If there is already a flea infestation then the approach should be as follows:-
1. Use of an effective adulticide, with rapid onset, on all the animals in the house.
2. Use of an environmental insecticide
3. Use of an environmental insect growth regulator
4. Cleaning the environment, vacuuming the house daily and washing the pet’s bedding in a hot wash (at least 60 degrees centigrade)
It is important to realise that because the predominant part of the infestation will be in the environment, it will be at least 12 weeks before control can be achieved, even with the best protocol!
So as stated, prevention is best. However even in well controlled regimes the occasional flea may be seen at peak times but they should not establish themselves in the house. The following is an advised approach to flea prevention:-
1. Use of an effective adulticide on all the animals.

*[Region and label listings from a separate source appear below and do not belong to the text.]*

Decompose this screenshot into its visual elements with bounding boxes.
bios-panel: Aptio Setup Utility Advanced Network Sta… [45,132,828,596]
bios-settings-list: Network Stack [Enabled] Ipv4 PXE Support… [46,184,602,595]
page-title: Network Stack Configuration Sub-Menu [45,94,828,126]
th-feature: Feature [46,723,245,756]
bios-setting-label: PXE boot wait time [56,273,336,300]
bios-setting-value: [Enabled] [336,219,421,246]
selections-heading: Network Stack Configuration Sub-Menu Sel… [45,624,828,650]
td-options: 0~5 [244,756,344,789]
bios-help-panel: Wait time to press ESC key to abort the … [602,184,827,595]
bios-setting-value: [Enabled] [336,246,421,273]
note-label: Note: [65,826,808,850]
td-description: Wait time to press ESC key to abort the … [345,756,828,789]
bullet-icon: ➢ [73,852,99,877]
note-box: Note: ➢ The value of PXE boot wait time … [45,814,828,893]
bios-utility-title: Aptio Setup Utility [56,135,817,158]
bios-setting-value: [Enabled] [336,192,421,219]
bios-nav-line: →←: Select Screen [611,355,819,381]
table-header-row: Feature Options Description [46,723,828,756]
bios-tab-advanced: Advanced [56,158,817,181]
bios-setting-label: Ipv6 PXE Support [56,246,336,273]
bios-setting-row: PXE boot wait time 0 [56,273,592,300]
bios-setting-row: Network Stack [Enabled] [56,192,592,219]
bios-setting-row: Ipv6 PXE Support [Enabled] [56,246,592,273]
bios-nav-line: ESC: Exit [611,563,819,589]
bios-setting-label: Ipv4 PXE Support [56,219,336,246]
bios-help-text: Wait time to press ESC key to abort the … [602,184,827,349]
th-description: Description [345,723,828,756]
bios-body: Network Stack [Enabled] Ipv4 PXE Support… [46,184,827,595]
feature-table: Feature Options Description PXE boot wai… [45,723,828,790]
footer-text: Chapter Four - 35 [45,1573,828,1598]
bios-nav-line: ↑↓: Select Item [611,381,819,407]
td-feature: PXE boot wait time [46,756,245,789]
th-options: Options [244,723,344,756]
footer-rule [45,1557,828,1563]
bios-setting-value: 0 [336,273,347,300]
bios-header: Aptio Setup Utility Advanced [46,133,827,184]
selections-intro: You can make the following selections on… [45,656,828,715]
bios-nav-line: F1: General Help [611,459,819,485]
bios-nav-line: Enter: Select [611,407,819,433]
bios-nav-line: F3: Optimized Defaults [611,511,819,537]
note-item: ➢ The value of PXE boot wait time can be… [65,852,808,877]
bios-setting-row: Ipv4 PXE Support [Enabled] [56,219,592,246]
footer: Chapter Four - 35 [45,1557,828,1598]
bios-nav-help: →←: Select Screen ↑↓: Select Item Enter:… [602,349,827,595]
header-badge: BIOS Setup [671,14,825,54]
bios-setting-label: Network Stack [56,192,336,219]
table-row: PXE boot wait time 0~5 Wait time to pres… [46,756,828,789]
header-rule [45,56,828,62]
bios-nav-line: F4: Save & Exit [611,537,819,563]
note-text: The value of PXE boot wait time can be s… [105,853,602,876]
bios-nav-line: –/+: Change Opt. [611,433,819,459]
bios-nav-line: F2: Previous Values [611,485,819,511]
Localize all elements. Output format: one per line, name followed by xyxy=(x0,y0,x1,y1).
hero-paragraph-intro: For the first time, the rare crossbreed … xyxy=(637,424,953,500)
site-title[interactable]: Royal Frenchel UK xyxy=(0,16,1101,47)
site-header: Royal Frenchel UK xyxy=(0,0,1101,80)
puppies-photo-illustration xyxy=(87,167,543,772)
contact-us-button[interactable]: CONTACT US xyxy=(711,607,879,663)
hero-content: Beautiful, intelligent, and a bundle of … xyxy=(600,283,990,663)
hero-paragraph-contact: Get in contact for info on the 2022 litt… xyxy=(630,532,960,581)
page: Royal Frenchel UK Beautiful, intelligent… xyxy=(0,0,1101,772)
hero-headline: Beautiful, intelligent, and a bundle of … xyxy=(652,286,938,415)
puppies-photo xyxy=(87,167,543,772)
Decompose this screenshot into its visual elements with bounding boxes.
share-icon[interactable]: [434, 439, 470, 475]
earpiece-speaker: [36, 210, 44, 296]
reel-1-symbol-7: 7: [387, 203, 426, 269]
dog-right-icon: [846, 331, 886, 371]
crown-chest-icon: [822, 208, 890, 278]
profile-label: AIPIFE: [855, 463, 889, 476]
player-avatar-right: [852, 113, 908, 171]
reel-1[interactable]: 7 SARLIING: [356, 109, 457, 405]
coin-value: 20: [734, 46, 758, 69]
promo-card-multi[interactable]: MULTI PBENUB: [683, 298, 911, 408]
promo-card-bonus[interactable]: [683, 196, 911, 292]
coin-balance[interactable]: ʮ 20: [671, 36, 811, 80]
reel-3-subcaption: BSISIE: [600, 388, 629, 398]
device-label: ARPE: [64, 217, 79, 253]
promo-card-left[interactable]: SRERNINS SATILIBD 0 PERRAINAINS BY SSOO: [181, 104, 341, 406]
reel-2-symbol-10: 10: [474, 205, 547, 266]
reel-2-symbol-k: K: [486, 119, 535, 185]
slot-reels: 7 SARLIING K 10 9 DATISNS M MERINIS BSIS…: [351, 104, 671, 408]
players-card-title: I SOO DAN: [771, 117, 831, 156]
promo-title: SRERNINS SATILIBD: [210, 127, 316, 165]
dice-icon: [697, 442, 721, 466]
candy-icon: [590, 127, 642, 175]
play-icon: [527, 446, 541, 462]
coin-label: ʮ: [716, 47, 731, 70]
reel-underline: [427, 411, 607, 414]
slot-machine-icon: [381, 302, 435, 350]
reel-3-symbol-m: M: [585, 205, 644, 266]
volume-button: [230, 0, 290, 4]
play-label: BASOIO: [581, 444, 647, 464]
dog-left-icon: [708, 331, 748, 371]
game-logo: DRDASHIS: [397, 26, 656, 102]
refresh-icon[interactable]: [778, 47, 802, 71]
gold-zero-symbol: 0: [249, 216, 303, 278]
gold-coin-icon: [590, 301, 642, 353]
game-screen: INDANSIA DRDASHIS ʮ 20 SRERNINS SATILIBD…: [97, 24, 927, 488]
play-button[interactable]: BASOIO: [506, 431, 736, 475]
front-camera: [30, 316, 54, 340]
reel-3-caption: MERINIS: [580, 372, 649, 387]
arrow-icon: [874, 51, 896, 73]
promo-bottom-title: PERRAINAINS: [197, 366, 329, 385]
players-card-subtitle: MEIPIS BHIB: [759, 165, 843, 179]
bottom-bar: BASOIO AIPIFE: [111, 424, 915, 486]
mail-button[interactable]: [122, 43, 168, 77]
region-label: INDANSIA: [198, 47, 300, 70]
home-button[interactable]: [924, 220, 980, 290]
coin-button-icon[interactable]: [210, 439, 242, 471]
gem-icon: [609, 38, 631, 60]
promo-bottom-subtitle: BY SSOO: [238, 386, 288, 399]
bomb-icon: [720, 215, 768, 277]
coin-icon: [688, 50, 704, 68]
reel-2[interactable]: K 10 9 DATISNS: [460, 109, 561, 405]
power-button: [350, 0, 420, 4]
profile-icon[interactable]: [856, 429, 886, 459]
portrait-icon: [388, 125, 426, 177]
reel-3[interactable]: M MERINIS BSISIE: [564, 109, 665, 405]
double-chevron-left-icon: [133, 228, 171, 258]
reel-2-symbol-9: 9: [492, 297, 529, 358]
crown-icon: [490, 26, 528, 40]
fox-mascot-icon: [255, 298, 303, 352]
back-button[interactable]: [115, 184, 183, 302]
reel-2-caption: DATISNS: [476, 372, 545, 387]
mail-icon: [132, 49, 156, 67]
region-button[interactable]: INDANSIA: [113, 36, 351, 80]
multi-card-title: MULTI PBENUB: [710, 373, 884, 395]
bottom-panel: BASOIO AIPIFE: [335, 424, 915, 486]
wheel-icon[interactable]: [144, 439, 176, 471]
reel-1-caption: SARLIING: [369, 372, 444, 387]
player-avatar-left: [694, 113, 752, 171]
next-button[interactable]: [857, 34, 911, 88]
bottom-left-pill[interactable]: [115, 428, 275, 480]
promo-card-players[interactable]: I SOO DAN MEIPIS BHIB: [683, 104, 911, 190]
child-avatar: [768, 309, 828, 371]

2. Use of a combined insecticide and insect growth regulator in the environment
Considerations in choosing an adulticide:-
1. Need 100% adult flea kill
2. Need rapid onset, especially if an animal is allergic to fleas.
3. Need adequate duration of action
4. Decide if prefer a systemic (internal) or topical / spot on preparation
5. Need a product licenced for the species being treated
6. A product that can be used easily by owners
Many environmental sprays are available but should contain an insecticide along with an insect growth regulator that prevents the development of the larvae.
What are the common reasons for failure:-
1. Swimming / shampooing which removes topical products
2. Insufficient frequency of application or dosing
3. The level of challenge (effective control just overwhelmed by vast numbers of fleas)
4. Compliance of pet owners – THIS IS THE COMMONEST!
So far there have been no proven cases of drug resistance, although owners report this.
As can be seen expert advice is essential to design the best protocol for flea control. So often money is wasted buying products online or from pet product suppliers that is not accompanied by professional advice. All our products come with the availability of complimentary professional advice. Most failures are caused by poor advice and unrealistic expectations.